Di certo, c’è che la smart money si è chiamata fuori dalla contesa già da tempo. E gli hedge funds, per quanto formalmente ritenuti ormai dei dinosauri del trading, certamente hanno più dimestichezza e rapidità di riposizionamento short di un qualsiasi trader di Robinhood, se la tensione salirà a tal punto da innescare una corsa all’hedging, sia esso con vendite allo scoperto o tramite credit default swaps. E perché serve un catalizzatore di crisi? Ce lo mostrano questi ultimi due grafici, dai quali si evince il nodo della questione: il deficit insostenibile venutosi a creare in questi anni va in qualche modo finanziato, pena lo schianto. E perpetuato. E al netto di emissioni record da parte del Tesoro Usa a tal fine già programmate per tutto il 2021, serve qualcuno che monetizzi quella carta: come mostra la tabella, compilata da Bank of America, già oggi l’offerta di Treasuries attesa per il prossimo anno è doppia rispetto al controvalore di acquisti della Fed in seno al livello attuale di Qe4 per ammontare trimestrale.
Insomma, al fine di mantenere in movimento la grande giostra del deficit e in contemporanea evitare il collasso del sistema finanziario, occorre che Jerome Powell trovi un alibi che gli garantisca la possibilità di raddoppiare i controvalori di acquisto. Tradotto, una nuova crisi. Appunto. Perché se la logica è quella di una sorta di helicopter money post-pandemia, un viatico trionfale per il primo mandato di Joe Biden, la Federal Reserve deve monetizzare virtualmente ogni dollaro di emissione netta. E capite da soli che per raggiungere uno scopo simile, ovvero più che raddoppiare i valori attuali di intervento monetario, occorre una crisi con la C maiuscola, certamente non basta una correzione dei corsi come quella dello scorso marzo o dei primi di settembre.

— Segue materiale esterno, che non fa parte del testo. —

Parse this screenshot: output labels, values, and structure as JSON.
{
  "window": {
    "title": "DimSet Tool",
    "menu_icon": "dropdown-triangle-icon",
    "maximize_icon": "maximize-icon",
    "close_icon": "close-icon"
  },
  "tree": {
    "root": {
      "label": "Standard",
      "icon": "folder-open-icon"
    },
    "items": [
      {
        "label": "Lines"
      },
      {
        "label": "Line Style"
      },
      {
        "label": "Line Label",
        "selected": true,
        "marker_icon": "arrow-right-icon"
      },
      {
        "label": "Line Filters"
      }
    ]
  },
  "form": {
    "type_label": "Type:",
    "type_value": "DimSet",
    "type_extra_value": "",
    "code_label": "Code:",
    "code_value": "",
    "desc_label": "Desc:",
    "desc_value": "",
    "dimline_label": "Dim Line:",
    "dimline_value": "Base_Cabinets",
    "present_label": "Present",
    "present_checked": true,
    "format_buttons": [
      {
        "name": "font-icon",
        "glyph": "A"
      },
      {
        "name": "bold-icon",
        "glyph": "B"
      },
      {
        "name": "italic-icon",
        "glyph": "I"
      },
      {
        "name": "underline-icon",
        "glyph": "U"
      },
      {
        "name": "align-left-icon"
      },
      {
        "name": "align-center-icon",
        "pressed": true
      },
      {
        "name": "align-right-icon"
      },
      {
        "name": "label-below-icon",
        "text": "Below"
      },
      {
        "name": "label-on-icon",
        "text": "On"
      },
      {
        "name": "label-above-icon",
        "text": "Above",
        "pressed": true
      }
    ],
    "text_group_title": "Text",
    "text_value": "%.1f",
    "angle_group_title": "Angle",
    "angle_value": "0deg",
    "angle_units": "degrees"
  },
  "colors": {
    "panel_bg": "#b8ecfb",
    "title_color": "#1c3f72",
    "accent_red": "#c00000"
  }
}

Ad esempio, appunto, quella che potrebbe essere innescata dalla big rotation che sgonfi la bolla tecnologica, giunta ormai a livelli insostenibili e ben superiori a quelli della crisi dot.com del 2000. La cui sovra-valutazione, ovviamente, verrà poi imputata alle sciagurate politiche fiscali dell’era Trump, foriere di buybacks strutturali con i fondi off-shore rimaptriati dalle multinazionali a costo zero e poi riversati su Wall Street in una partita di giro con il potere politico.
Una bella agenda virtualmente di sinistra, a cui la Fed si accoderà, visto che nel fine settimana Jerome Powell ha dichiarato che l’istituzione di cui è alla guida avrà un ruolo tutt’altro che marginale da giocare nella lotta contro i cambiamenti climatici. Di fatto, è in preparazione il Qe perenne ma verniciato di verde. Un capolavoro. E sta per andare in scena. Quindi, mettetevi comodi sul divano e armatevi di popcorn. Se invece volete rischiare, accodatevi al gregge dei daily-traders in versione Gordon Gekko. Sicuramente, andrà tutto bene. Come con il Covid.